In a systematic review of retrospective studies on the timing of fracture fixation in thoracic and thoracolumbar spine trauma [115], Rutges et al. found strong support that early intervention in thoracic and lumbar spine fractures is safe and advantageous. Patients with thoracic fractures and a high ISS may benefit most from early fixation, in particular. The question arises, in which patient definitive surgery according to the principle of early total care is feasible and who is in need of a staged procedure of initial stabilization with secondary surgery. Since no data are present for the polytraumatized patient with spine injuries, one can adopt information from general orthopaedic trauma, only [36, 42]. Haemodynamically instable patients with signs of shock, suffering from the lethal trias of hypothermia, coagulopathy and acidosis have highest mortality rates [116‐118] and thus should be rendered for a staged procedure. In particular, a base-excess of more than – 10 mEq/l is associated with mortality rates of 40 – 70% [119, 120] and elevated levels of lactate above 2 mmol/l for more than 48 hours are associated with mortality rates up to 85% [121]. Since no cut-off parameters are defined to separate into each treatment principle, the decision making has to be done on an individual basis also including associated injuries [36, 116, 122, 123], like polytraumatized patients suffering from additional traumatic brain injury or lung contusion should be treated according to the damage control principle. Future studies should specifically address the question on where the damage control concept in spinal trauma is necessary to limit surgery related additional injury and where early total care can be performed safely.

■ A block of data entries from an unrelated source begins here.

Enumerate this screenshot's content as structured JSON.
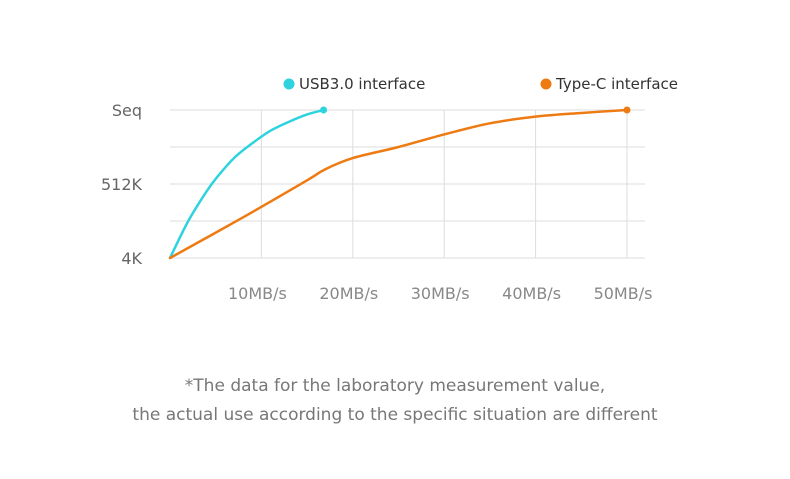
{
  "chart_data": {
    "type": "line",
    "title": "",
    "xlabel": "",
    "ylabel": "",
    "xlim": [
      0,
      50
    ],
    "x_ticks": [
      "10MB/s",
      "20MB/s",
      "30MB/s",
      "40MB/s",
      "50MB/s"
    ],
    "x_tick_values": [
      10,
      20,
      30,
      40,
      50
    ],
    "y_categories": [
      "4K",
      "512K",
      "Seq"
    ],
    "legend_position": "top",
    "grid": true,
    "series": [
      {
        "name": "USB3.0 interface",
        "color": "#2fd3e0",
        "points": [
          {
            "x": 0,
            "y": 0
          },
          {
            "x": 2,
            "y": 0.5
          },
          {
            "x": 4,
            "y": 0.9
          },
          {
            "x": 5.2,
            "y": 1.1
          },
          {
            "x": 7,
            "y": 1.35
          },
          {
            "x": 9,
            "y": 1.55
          },
          {
            "x": 11,
            "y": 1.72
          },
          {
            "x": 13,
            "y": 1.84
          },
          {
            "x": 15,
            "y": 1.94
          },
          {
            "x": 16.8,
            "y": 2.0
          }
        ]
      },
      {
        "name": "Type-C interface",
        "color": "#ee7a12",
        "points": [
          {
            "x": 0,
            "y": 0
          },
          {
            "x": 8,
            "y": 0.55
          },
          {
            "x": 15,
            "y": 1.05
          },
          {
            "x": 17,
            "y": 1.2
          },
          {
            "x": 20,
            "y": 1.35
          },
          {
            "x": 25,
            "y": 1.5
          },
          {
            "x": 30,
            "y": 1.67
          },
          {
            "x": 35,
            "y": 1.82
          },
          {
            "x": 40,
            "y": 1.91
          },
          {
            "x": 45,
            "y": 1.96
          },
          {
            "x": 50,
            "y": 2.0
          }
        ]
      }
    ]
  },
  "note": {
    "line1": "*The data for the laboratory measurement value,",
    "line2": "the actual use according to the specific situation are different"
  }
}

Following initial operative stabilization of e.g. femoral fractures using external fixators and instable spine fractures using internal fixators, additional anterior surgery can be performed safely at day 7 to 10 post trauma in the uneventful recovery [2, 23, 30]. Conditio sine qua non is that no secondary insults e.g. infection or ARDS occurred as mentioned in the antecendent paragraphs that would prolong the hyperinflammatory status via SIRS to MODS or MOF. For instance burst fractures (Type A3) with substantial kyphotic deformation and flexion-distraction injuries (Type B) with discoligamentous injury, can be treated by e.g. anterior lateral thoracic or retroperitoneal approach without the risk of further aggravating the immunologic disturbances by the surgery-related release of pro-inflammatory mediators. This phase is generally assigned the invulnerable phase following the initial phase of hyperinflammation and secondary phase of immune paralysis. Various reports show that secondary hit from surgical approaches is best tolerated in this period around day 7 to 10 post trauma [30, 124, 125].

Patients suffering from prolonged SIRS or CARS are rendered for individual secondary surgery. In particular patients suffering from type C fractures of the thoracolumbar spine present with seriously elevated Injury Severity Scores (ISS) due to e.g. associated intraabdominal lacerations or lung injuries with high risk for secondary abdominal infections or ARDS, respectively. These associated injuries and complications together with the cardiopulmonary state predict the timing of secondary spine surgery in these severely injured patients. Coming from the fact that certain inflammatory mediators account for beneficial or adverse outcome in polytraumatized patients, it is without doubt, that investigators highlight immunologic monitoring as a new parameter which could be of prime importance for future planning of surgical interventions [126‐128].